Os acontecimentos de 2020 deixam claro que esta é ainda uma luta real e urgente. E talvez por isso parece bem atual (apesar das diferenças de tempo e contexto) o que encontramos em “White Riot”, filme que recorda o movimento ativista dos anos 70 Rock Against Racism. Texto: Nuno Galopim

Se fizermos conta, sobretudo aos grandes acontecimentos e movimentações sociais (e políticas) ocorridas desde a conquista de espaço mediático em plena revolução rock’n’roll, nos anos 50, notaremos que a música, os músicos e quem os escuta com atenção, têm sabido estar no lado certo da história. Veja-se o que aconteceu com as lutas pelos direitos civis ou contra a guerra no Vietname nos anos 60, a mobilização pela luta (global) contra a sida nos anos 90 ou a próprio entendimento da canção popular portuguesa como “uma arma” política antes e logo após a revolução de abril de 74. Entre as grandes causas que a esmagadora maioria das músicas e músicos têm assumido está uma frontal vontade em combater as mais variadas formas de discrimação. E na Inglaterra dos anos 70, perante um cenário de cada vez maior visibilidade (e presença mediática) da National Front, partido de extrema-direita que focava grande parte do seu discurso no evidenciar de um ódio racial (que queria purgar com a expulsão dos não brancos do seu território), músicos e ativistas deram as mãos. Assim nasceu o movimento Rock Against Racism, um espaço de intervenção política e social claramente motivado por um modo de agir através da cultura e da informação. As memórias da sua intervenção, o que os motivou e como combateram (culminando de certa forma com uma contribuição para a derrota da National Front nas eleições de 1979), são o foco de White Riot, documentário de Rubika Shah que toma por título uma canção dos Clash que lembrava que a luta contra o racismo não era só um combate de quem tinha a pele com outra cor. Era também uma luta de quem tinha a pele branca.

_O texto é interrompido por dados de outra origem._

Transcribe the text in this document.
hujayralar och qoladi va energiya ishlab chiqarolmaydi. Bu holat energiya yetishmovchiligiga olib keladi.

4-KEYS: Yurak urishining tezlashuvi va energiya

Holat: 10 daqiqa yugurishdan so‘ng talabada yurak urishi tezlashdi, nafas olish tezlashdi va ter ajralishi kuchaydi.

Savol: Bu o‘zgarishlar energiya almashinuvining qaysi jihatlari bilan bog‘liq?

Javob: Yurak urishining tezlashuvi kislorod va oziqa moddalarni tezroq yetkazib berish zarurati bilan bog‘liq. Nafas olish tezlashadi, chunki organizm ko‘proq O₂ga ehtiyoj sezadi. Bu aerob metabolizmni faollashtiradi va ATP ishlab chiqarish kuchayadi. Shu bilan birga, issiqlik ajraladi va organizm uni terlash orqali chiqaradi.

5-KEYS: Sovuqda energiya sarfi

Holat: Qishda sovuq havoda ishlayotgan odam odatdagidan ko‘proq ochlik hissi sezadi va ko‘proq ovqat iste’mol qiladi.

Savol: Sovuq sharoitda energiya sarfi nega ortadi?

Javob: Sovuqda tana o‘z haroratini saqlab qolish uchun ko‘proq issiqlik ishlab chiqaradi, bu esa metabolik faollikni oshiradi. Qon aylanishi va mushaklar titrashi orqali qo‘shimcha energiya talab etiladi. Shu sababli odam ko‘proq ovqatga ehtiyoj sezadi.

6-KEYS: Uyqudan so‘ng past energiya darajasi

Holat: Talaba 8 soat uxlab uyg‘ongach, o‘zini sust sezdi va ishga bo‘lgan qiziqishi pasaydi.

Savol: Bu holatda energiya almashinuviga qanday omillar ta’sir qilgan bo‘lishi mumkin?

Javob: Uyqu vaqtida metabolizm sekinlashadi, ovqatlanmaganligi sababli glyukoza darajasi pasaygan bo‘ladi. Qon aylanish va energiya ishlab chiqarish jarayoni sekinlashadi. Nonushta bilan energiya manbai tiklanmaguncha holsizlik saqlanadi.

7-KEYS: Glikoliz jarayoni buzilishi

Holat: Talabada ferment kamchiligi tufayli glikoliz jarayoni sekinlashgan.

Fotógrafos, artistas gráficos e colaboradores de fanzines são aqui quem alimenta o tutano da narrativa. E porquê? Porque foi através de fanzines (antes, está visto, da adesão de publicações como o NME ou o Melody Maker) que começou a ganhar forma um discurso de ativismo contra o racismo mobilizado através da cultura. A música teve aqui um papel central. E em plenos ecos da revolução punk (que tinha igualmente descendências entre adeptos do outro extremo do espectro das ideias) juntaram-se bandas em concertos que rapidamente se multiplicaram pelo país. Através dos fanzines davam-se pistas sobre como organizar eventos sob a égide do movimento Rock Against Racism. Como fazer, quem contactar, que equipamento, que cuidados ter… O rock animava muitas das bandas que aderiam. Mas rapidamente bandas de reggae entraram igualmente em cena. A diversidade morava, assim, no próprio discurso musical.

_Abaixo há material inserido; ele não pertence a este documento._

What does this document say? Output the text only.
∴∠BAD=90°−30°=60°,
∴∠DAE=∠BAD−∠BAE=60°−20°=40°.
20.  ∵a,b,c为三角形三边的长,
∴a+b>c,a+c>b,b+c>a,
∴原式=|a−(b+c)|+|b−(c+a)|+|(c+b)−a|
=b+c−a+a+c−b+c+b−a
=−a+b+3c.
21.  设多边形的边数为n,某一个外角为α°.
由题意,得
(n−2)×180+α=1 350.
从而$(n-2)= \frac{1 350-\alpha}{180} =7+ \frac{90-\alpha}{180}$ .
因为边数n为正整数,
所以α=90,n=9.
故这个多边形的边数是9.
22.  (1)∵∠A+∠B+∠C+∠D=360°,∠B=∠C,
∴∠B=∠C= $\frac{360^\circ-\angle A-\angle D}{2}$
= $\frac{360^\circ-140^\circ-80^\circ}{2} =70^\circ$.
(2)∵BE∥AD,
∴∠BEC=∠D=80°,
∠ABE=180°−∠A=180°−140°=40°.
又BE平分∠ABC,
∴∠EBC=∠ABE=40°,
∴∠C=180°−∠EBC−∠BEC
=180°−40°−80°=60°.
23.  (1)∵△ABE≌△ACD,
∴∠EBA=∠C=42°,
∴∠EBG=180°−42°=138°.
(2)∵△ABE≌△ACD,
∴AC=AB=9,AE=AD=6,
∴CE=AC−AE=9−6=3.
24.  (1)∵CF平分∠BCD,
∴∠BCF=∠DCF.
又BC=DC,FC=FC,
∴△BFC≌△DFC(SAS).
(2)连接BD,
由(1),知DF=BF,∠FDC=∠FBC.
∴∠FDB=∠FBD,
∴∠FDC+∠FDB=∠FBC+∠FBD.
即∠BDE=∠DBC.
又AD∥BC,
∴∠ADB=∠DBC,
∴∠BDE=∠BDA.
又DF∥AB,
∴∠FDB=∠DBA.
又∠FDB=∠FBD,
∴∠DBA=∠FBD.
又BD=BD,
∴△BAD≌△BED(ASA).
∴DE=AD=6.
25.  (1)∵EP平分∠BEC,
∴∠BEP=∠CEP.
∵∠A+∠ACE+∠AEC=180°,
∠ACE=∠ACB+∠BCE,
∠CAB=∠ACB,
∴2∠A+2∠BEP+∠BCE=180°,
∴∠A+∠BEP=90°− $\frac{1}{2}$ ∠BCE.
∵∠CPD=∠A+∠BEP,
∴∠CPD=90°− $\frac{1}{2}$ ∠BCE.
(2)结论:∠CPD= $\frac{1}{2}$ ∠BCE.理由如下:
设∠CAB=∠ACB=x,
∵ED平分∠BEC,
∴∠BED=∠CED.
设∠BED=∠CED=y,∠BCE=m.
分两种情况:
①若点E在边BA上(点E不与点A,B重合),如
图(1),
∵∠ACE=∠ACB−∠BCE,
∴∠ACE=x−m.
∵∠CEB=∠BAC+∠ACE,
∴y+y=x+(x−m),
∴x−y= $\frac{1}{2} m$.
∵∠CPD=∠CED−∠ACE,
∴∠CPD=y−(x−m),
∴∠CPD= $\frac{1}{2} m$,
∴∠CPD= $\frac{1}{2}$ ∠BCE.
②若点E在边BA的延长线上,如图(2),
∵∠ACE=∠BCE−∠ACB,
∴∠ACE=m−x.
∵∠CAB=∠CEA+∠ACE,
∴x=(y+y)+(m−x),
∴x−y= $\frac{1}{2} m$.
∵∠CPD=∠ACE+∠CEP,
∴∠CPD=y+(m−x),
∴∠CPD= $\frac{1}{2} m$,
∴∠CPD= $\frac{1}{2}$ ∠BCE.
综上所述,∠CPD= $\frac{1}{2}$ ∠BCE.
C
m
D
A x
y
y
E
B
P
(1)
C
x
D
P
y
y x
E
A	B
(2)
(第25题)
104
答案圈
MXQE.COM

O documentrário evoca momentos de confrontos na rua, entrevistas de ideólogos de extrema-direita e o modo como os músicos assumiram ser rostos de uma mobilização junto dos mais jovens contra um cenário político ameaçador que parecia pairar sobre o país… O filme não deixa de lembrar, contudo, como foi através de comunidades imigrantes (chegadas de vários pontos da Commonwealth) que o Reino Unido se reerguera depois do esforço de guerra nos anos 40… Mas enfim, as memórias são curtas… E o que vemos em 2020 é mais uma prova desse mal que ainda não conheceu vacina.

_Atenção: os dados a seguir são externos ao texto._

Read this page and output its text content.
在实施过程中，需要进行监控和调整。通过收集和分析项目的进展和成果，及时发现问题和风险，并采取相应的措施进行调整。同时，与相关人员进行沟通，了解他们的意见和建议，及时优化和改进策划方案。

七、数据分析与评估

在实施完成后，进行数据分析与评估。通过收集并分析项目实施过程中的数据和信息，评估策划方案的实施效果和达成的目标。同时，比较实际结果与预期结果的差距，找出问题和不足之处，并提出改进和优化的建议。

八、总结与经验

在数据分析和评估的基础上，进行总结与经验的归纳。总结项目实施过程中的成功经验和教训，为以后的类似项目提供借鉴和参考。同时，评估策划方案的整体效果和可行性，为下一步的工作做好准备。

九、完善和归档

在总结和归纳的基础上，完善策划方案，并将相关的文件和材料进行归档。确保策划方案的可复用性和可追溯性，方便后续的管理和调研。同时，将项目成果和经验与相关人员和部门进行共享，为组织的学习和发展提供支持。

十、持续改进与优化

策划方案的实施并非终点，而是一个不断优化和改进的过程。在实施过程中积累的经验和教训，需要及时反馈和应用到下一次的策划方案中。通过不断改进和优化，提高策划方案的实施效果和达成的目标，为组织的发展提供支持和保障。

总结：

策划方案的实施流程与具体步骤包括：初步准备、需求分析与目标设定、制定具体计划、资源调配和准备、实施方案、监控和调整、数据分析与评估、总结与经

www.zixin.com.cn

As memórias aqui reunidas encaminham-nos para um clímax em abril de 1978, numa manifestação convocada em conjunto pelo movimento Rock Agains Racism e a Anti Fascist League, que levou perto de cem mil de Trafalgar Square ao Victoria Park onde, nessa tarde, atuaram os Clash, Steel Pulse, Sham 69, Tom Robinson ou os X-Ray Spex… Meses depois a National Front sofria um desaire (fatal) nas eleições… O filme reconhece que essa batalha foi ganha. Mas lembra, e com razão, que a luta não terminou.
“White Riot”, de Rubika Shah, passa hoje, pelas 21.30, no Capitólio, integrado na secção Indie Music do festival Indie Lisboa.